Die Gesellschaft verlangt nach Rückkehr zur Normalität, zur Vernunft, zu Verantwortung – und nicht nach einer Dauererziehung durch ideologische Milieus, die sich selbst längst vom Alltag der Bürger abgekoppelt haben. Sie sucht wieder den politischen Realismus, die politische Klarheit, das demokratische Ringen ohne moralische Erpressung.

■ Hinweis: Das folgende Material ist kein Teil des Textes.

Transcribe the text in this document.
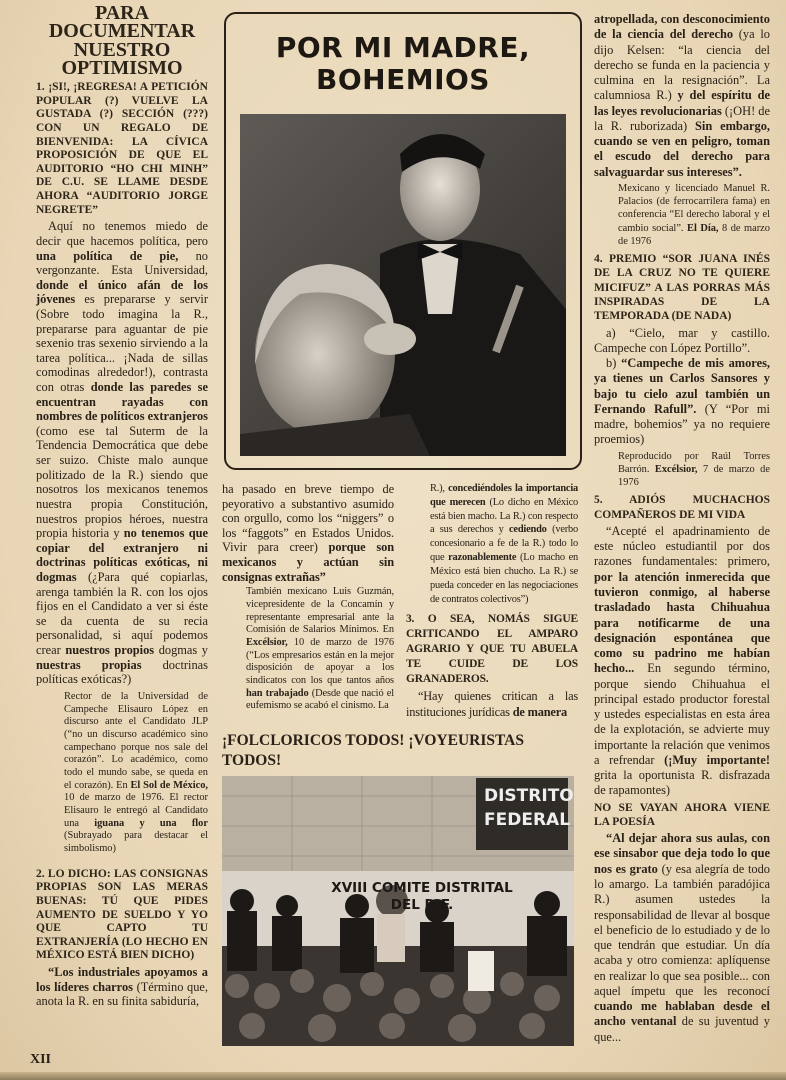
PARA DOCUMENTAR NUESTRO OPTIMISMO
1. ¡SI!, ¡REGRESA! A PETICIÓN POPULAR (?) VUELVE LA GUSTADA (?) SECCIÓN (???) CON UN REGALO DE BIENVENIDA: LA CÍVICA PROPOSICIÓN DE QUE EL AUDITORIO “HO CHI MINH” DE C.U. SE LLAME DESDE AHORA “AUDITORIO JORGE NEGRETE”

Aquí no tenemos miedo de decir que hacemos política, pero una política de pie, no vergonzante. Esta Universidad, donde el único afán de los jóvenes es prepararse y servir (Sobre todo imagina la R., prepararse para aguantar de pie sexenio tras sexenio sirviendo a la tarea política... ¡Nada de sillas comodinas alrededor!), contrasta con otras donde las paredes se encuentran rayadas con nombres de políticos extranjeros (como ese tal Suterm de la Tendencia Democrática que debe ser suizo. Chiste malo aunque politizado de la R.) siendo que nosotros los mexicanos tenemos nuestra propia Constitución, nuestros propios héroes, nuestra propia historia y no tenemos que copiar del extranjero ni doctrinas políticas exóticas, ni dogmas (¿Para qué copiarlas, arenga también la R. con los ojos fijos en el Candidato a ver si éste se da cuenta de su recia personalidad, si aquí podemos crear nuestros propios dogmas y nuestras propias doctrinas políticas exóticas?)

Rector de la Universidad de Campeche Elisauro López en discurso ante el Candidato JLP (“no un discurso académico sino campechano porque nos sale del corazón”. Lo académico, como todo el mundo sabe, se queda en el corazón). En El Sol de México, 10 de marzo de 1976. El rector Elisauro le entregó al Candidato una iguana y una flor (Subrayado para destacar el simbolismo)

2. LO DICHO: LAS CONSIGNAS PROPIAS SON LAS MERAS BUENAS: TÚ QUE PIDES AUMENTO DE SUELDO Y YO QUE CAPTO TU EXTRANJERÍA (LO HECHO EN MÉXICO ESTÁ BIEN DICHO)

“Los industriales apoyamos a los líderes charros (Término que, anota la R. en su finita sabiduría,

XII
POR MI MADRE, BOHEMIOS

ha pasado en breve tiempo de peyorativo a substantivo asumido con orgullo, como los “niggers” o los “faggots” en Estados Unidos. Vivir para creer) porque son mexicanos y actúan sin consignas extrañas”

También mexicano Luis Guzmán, vicepresidente de la Concamín y representante empresarial ante la Comisión de Salarios Mínimos. En Excélsior, 10 de marzo de 1976 (“Los empresarios están en la mejor disposición de apoyar a los sindicatos con los que tantos años han trabajado (Desde que nació el eufemismo se acabó el cinismo. La

R.), concediéndoles la importancia que merecen (Lo dicho en México está bien macho. La R.) con respecto a sus derechos y cediendo (verbo concesionario a fe de la R.) todo lo que razonablemente (Lo macho en México está bien chucho. La R.) se pueda conceder en las negociaciones de contratos colectivos”)

3. O SEA, NOMÁS SIGUE CRITICANDO EL AMPARO AGRARIO Y QUE TU ABUELA TE CUIDE DE LOS GRANADEROS.

“Hay quienes critican a las instituciones jurídicas de manera

¡FOLCLORICOS TODOS! ¡VOYEURISTAS TODOS!
DISTRITO FEDERAL
XVIII COMITE DISTRITAL DEL D.F.

atropellada, con desconocimiento de la ciencia del derecho (ya lo dijo Kelsen: “la ciencia del derecho se funda en la paciencia y culmina en la resignación”. La calumniosa R.) y del espíritu de las leyes revolucionarias (¡OH! de la R. ruborizada) Sin embargo, cuando se ven en peligro, toman el escudo del derecho para salvaguardar sus intereses”.

Mexicano y licenciado Manuel R. Palacios (de ferrocarrilera fama) en conferencia “El derecho laboral y el cambio social”. El Día, 8 de marzo de 1976

4. PREMIO “SOR JUANA INÉS DE LA CRUZ NO TE QUIERE MICIFUZ” A LAS PORRAS MÁS INSPIRADAS DE LA TEMPORADA (DE NADA)

a) “Cielo, mar y castillo. Campeche con López Portillo”.

b) “Campeche de mis amores, ya tienes un Carlos Sansores y bajo tu cielo azul también un Fernando Rafull”. (Y “Por mi madre, bohemios” ya no requiere proemios)

Reproducido por Raúl Torres Barrón. Excélsior, 7 de marzo de 1976

5. ADIÓS MUCHACHOS COMPAÑEROS DE MI VIDA

“Acepté el apadrinamiento de este núcleo estudiantil por dos razones fundamentales: primero, por la atención inmerecida que tuvieron conmigo, al haberse trasladado hasta Chihuahua para notificarme de una designación espontánea que como su padrino me habían hecho... En segundo término, porque siendo Chihuahua el principal estado productor forestal y ustedes especialistas en esta área de la explotación, se advierte muy importante la relación que venimos a refrendar (¡Muy importante! grita la oportunista R. disfrazada de rapamontes)

NO SE VAYAN AHORA VIENE LA POESÍA

“Al dejar ahora sus aulas, con ese sinsabor que deja todo lo que nos es grato (y esa alegría de todo lo amargo. La también paradójica R.) asumen ustedes la responsabilidad de llevar al bosque el beneficio de lo estudiado y de lo que tendrán que estudiar. Un día acaba y otro comienza: aplíquense en realizar lo que sea posible... con aquel ímpetu que les reconocí cuando me hablaban desde el ancho ventanal de su juventud y que...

Deshalb ist die „Republik von Gießen“ kein Anfang, sondern ein Ende. Sie ist das sichtbare Zeichen dafür, dass die linksgrün-woke Epoche an ihre Grenzen gestoßen ist und nur noch durch Lautstärke, Straßentheater und Eskalation ihre eigene Bedeutung simuliert. Und sie ist zugleich der Vorbote dafür, dass die politische Kultur wieder an den Ort zurückfindet, an dem Demokratie wieder wirklich ge- und erlebt werden wird: in die offene Auseinandersetzung, in den Schutz des legitimen Wettbewerbs, in die Anerkennung von Opposition als notwendiger Bestandteil eines freiheitlichen Gemeinwesens.

Ausgerechnet das, was in Gießen als Druckmittel gedacht war, offenbart die Schwäche jener, die sich moralisch unantastbar wähnten – und die Kraft eines politischen Realismus, der sich nicht mehr vertreiben lässt. So zeigt Gießen, bei aller Härte der Bilder, dass die Republik nicht in den Händen der Straße landet, sondern sich Schritt für Schritt aus dem Griff ihrer erschöpften Moralhüter löst und zur echten Demokratie zurückkehrt. Bis dahin allerdings ist es noch ein Stückchen Weg, den die jetzt gegründete “Generation Deutschland” gewillt ist, unbeirrt gemeinsam mit und in der AfD zu gehen.